İtikâf, akıl, baliğ (ergen) olan veya temyiz kudretine sahip bir müslümanın beş vakit namaz kılınan bir mescitte ibadet niyetiyle bir süre durması anlamındadır. Ramazanda olabileceği gibi ramazan dışında da itikâf caizdir. İtikâf, Kur’an ve Sünnetle sabittir. Kur’an’da Ramazan ayının gecelerinden söz edilirken; “...Camilerde itikâfta iken de hanımlarınıza yaklaşmayın...” (Bakara, 2/187) buyrulur. Başka bir ayette itikâf ibadetinin daha önceki ümmetlerde de yapıldığına işaret edilir (Bakara, 2/125). Hz. Peygamber (s.a.s.)’in özellikle Ramazan içinde ve Ramazanın son on gününde itikâf yaptığını bildiren çeşitli hadis-i şerifler vardır. Hz. Âişe (r.a.)’ın şöyle dediği nakledilmiştir: “Rasûlüllah (s.a.s.) Ramazan’ın son on gününde itikâf yapardı. Bu durum vefatına kadar bu şekilde devam etti. Daha sonra Hz. Peygamber (s.a.s.) ’in zevceleri itikâfı sürdürmüşlerdir” (Ahmed b. Hanbel, Müsned, II, 67, 129; Buhârî, İ’tikâf, 1-18; Ezân, 12, 135; Hayz 10; Müslim, İ’tikâf, 1-6; Ebû Dâvud, Ramazân, 3; Savm, 77). Hanefilere göre itikâfta oruçlu olmak şarttır. (Merğînânî, el-Hidaye, I, 132)

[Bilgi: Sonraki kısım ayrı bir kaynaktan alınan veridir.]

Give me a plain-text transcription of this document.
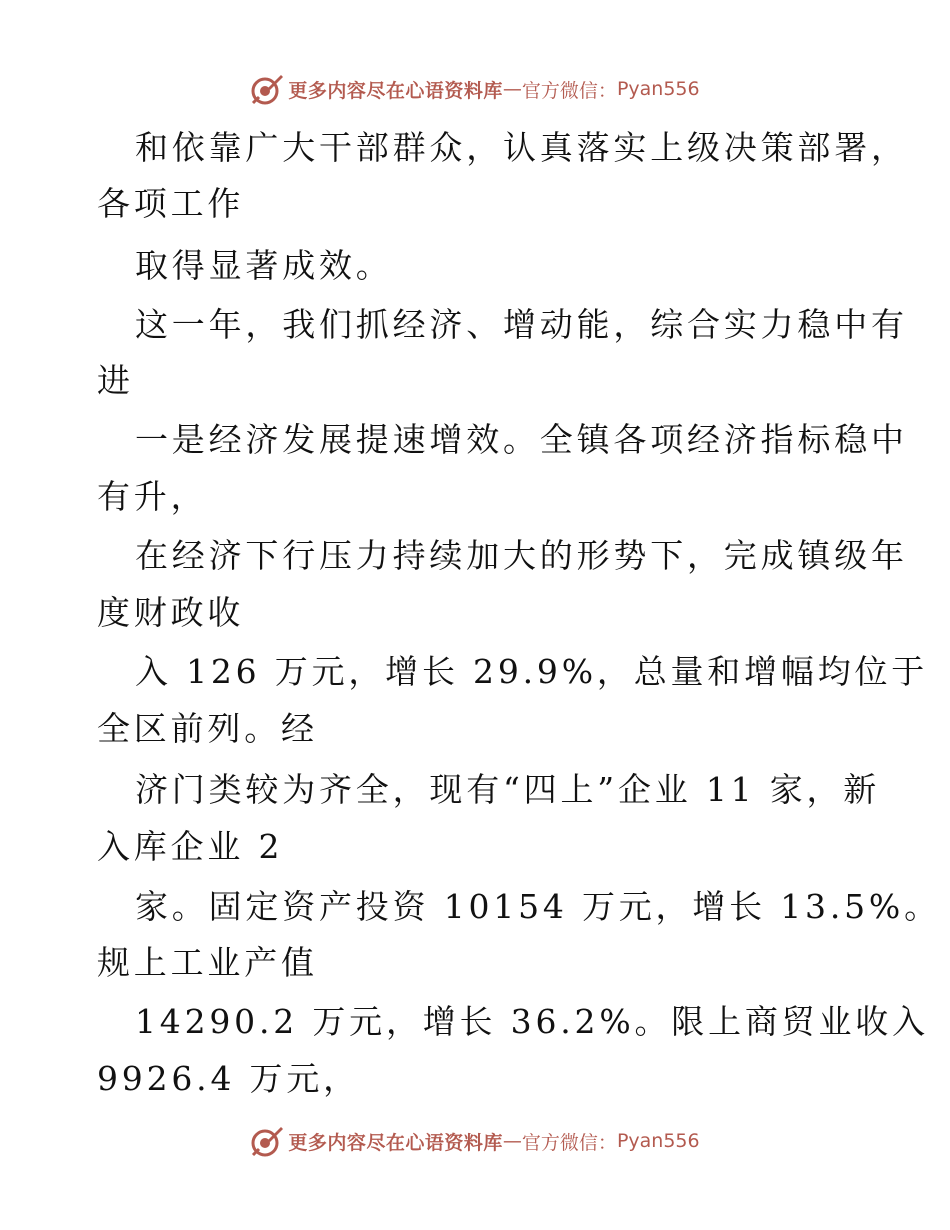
更多内容尽在心语资料库 — 官方微信： Pyan556
和依靠广大干部群众，认真落实上级决策部署，
各项工作
取得显著成效。
这一年，我们抓经济、增动能，综合实力稳中有
进
一是经济发展提速增效。全镇各项经济指标稳中
有升，
在经济下行压力持续加大的形势下，完成镇级年
度财政收
入 126 万元，增长 29.9%，总量和增幅均位于
全区前列。经
济门类较为齐全，现有“四上”企业 11 家，新
入库企业 2
家。固定资产投资 10154 万元，增长 13.5%。
规上工业产值
14290.2 万元，增长 36.2%。限上商贸业收入
9926.4 万元，
更多内容尽在心语资料库 — 官方微信： Pyan556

Şafiîler ise itikâfta orucu şart görmez. (Şirbînî, Muğni’l-Muhtac, Beyrut, ts. , I, 449, 453).
Ebû Hanife’ ye göre içinde beş vakit namaz kılınan her mescidde itikâfta bulunmak caizdir. Nafile olan itikâfın en azı bir gündür. Ebû Yusuf en az süreyi, bir günün yarıdan fazlası olarak belirlerken İmam Muhammed itikâf için bir saati de yeterli bulur (Merğînânî, el-Hidaye, I, 132).
Mescitteki itikâf erkeklere mahsustur. Kadınlar evlerinde mescit edindikleri bir yerde itikâfta bulunabilir (Mevsılî, İhtiyar, İst. , ts. , I, 137).
İtikâfa giren kimse, camide yer, içer, uyur ve ihtiyacı olan şeyleri mümkün olduğu takdirde camide tedarik eder. Tuvalete gitmek, abdest almak ve gerekli olduğunda gusletmek gibi tabiî ihtiyaçları için ise camiden dışarı çıkabilir. Bulunduğu camide cuma namazı kılınmıyorsa, cuma namazını kılmak üzere başka bir camiye gidebilir. Cenaze namazı için ise dışarı çıkamaz. Kendisine veya malına bir zarar geleceği korkusuna kapılması ya da zorla çıkarılması halinde başka bir camiye gitmek üzere içerisinde bulunduğu cami veya mescidden çıkabilir. Bu zorunlu hallerin dışında camiden çıkarsa itikâfı bozulur (Merğînânî, el-Hidaye, I, 132, 133).